Re: grep the big broad gull on a range of dates

Hello, GarryIV, you wrote: GIV> AB> Sometimes it is required to receive contents of a broad gull from the middle on some range of time, or to receive last N minutes from a current broad gull. Aggravating circumstance is that broad gulls at me very big (hundreds GB). Potential decisions of the task: GIV> Graylog did not consider? I considered various variants in the form of ELK Stack, graylog, splunk.

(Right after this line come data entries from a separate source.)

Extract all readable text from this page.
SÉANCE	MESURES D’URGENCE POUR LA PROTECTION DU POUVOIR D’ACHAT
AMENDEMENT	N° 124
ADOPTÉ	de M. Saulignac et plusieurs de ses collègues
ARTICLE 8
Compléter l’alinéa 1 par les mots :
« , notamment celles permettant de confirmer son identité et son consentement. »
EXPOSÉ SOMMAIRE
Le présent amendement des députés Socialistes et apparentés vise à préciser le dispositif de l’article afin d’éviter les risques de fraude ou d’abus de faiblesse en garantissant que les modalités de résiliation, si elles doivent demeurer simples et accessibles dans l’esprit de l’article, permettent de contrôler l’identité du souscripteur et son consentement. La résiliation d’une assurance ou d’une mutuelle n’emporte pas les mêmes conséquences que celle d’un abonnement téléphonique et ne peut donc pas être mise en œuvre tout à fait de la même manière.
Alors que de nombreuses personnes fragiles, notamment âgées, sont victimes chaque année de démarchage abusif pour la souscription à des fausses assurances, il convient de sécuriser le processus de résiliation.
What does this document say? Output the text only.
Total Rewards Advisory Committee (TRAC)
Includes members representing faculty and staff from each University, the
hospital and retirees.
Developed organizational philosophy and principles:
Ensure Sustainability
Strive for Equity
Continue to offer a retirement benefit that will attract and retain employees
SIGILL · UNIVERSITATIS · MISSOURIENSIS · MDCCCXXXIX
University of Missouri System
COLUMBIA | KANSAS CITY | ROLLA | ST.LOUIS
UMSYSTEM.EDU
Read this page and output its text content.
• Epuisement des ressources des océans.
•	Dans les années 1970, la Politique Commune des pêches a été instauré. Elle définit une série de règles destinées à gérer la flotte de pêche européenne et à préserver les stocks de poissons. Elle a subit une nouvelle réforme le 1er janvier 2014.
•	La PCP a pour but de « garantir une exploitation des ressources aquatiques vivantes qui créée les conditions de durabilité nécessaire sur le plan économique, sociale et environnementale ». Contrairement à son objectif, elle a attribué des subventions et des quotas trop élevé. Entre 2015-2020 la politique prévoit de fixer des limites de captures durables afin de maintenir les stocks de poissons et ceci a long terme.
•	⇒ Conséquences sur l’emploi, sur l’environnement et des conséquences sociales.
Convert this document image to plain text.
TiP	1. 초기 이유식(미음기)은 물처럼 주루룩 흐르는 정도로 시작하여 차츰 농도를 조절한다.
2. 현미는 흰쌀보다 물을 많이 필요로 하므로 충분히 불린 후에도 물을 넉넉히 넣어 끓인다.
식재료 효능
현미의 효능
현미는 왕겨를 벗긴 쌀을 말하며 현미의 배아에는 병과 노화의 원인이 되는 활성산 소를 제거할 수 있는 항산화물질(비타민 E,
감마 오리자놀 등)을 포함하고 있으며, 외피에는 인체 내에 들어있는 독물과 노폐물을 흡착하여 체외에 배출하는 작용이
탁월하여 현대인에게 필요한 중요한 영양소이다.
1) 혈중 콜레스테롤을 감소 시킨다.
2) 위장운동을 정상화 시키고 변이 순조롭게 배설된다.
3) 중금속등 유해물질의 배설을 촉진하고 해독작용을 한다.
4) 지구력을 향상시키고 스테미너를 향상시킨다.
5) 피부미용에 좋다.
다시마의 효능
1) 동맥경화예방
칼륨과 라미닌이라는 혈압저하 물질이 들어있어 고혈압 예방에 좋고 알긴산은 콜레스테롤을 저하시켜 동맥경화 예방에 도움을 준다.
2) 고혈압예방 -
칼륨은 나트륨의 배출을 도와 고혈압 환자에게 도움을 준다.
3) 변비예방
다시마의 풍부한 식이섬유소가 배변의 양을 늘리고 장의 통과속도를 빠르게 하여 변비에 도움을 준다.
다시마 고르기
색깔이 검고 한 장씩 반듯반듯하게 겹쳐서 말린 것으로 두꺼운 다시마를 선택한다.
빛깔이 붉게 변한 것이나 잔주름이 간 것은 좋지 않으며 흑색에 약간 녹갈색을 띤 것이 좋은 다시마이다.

If to them to send "crude" broad gulls without any preliminary handling, on great volumes (it is a question of hundreds TB a month) the decision price (on an index is required the minimum 3x a disk space, and on the prices for splunk it is possible to be destroyed) and supports (it is all it is necessary to adjust in advance,  etc.) It turns out unfairly big in comparison with a profit (99 % of the information will be never requested). If to send already processed broad gulls that part of the information which happens can be lost it is necessary at various investigations. I.e. to one another does not hinder, but the primary source in the form of crude dens is obliged to be and more often it is necessary to me.  on Yandex. A disk

6

Re: grep the big broad gull on a range of dates

Hello, Anton Batenev, you wrote: AB> 99 % of the information will be never requested AB> the primary source in the form of crude dens is obliged to be and more often it is necessary to me. Here possibilities for optimization are explicitly visible.